Data architecture plays a crucial role in scalability. AI systems are only as good as the data they work with. Companies must invest in high-quality data management systems that ensure both data quality and accessibility.
Metrics for successful scaling
The success of AI scaling can be measured by various key performance indicators (KPIs). The number of use cases that have successfully transitioned from the pilot to the production phase is a direct indicator. Equally important is the speed at which new AI applications can be implemented.
User acceptance within the organization is another critical factor. High adoption rates among employees demonstrate that AI solutions actually create added value and are not merely technical gimmicks.
Economic scalability is reflected in the development of costs per use case or per processed data point. Successful AI implementations exhibit decreasing marginal costs because fixed costs can be spread across more applications.
Industry- and size-specific success factors
AI adoption by company size
The use of AI varies significantly depending on company size. While 56 percent of large companies use AI, this figure drops to only 38 percent for small and medium-sized enterprises (SMEs) and a mere 31 percent for micro-enterprises. This discrepancy can be explained by differing resource availability and economies of scale.

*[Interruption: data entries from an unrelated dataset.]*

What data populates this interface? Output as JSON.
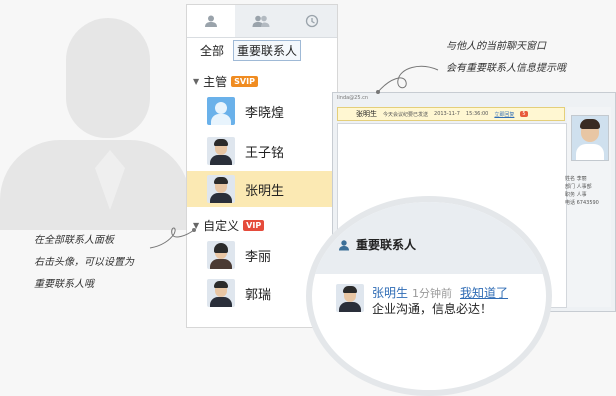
{
  "tabs": [
    {
      "icon": "contact-icon",
      "active": true
    },
    {
      "icon": "group-icon",
      "active": false
    },
    {
      "icon": "history-clock-icon",
      "active": false
    }
  ],
  "filter": {
    "all_label": "全部",
    "important_label": "重要联系人"
  },
  "groups": [
    {
      "name": "主管",
      "badge": "SVIP",
      "contacts": [
        "李晓煌",
        "王子铭",
        "张明生"
      ],
      "selected": "张明生"
    },
    {
      "name": "自定义",
      "badge": "VIP",
      "contacts": [
        "李丽",
        "郭瑞"
      ]
    }
  ],
  "chat_window": {
    "title": "linda@25.cn",
    "bar_name": "张明生",
    "bar_message": "今天会议纪要已发送",
    "bar_date": "2013-11-7",
    "bar_time": "15:36:00",
    "bar_action": "立即回复",
    "bar_count": "5",
    "info": [
      "姓名 李丽",
      "部门 人事部",
      "职务 人事",
      "电话 6743590"
    ]
  },
  "popup": {
    "title": "重要联系人",
    "name": "张明生",
    "time": "1分钟前",
    "dismiss": "我知道了",
    "message": "企业沟通，信息必达！"
  },
  "notes": {
    "top_right": [
      "与他人的当前聊天窗口",
      "会有重要联系人信息提示哦"
    ],
    "left": [
      "在全部联系人面板",
      "右击头像，可以设置为",
      "重要联系人哦"
    ]
  }
}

Large companies have more extensive financial, technological, and human resources, which facilitates AI investments. They also benefit more from economies of scale, as the initially high investment costs are recouped more quickly with larger production volumes.
Small businesses, on the other hand, face resource-related restrictions that make it difficult to adopt innovative technologies. Limited financing options, a lack of qualified personnel, and the challenge of high initial investments represent significant barriers.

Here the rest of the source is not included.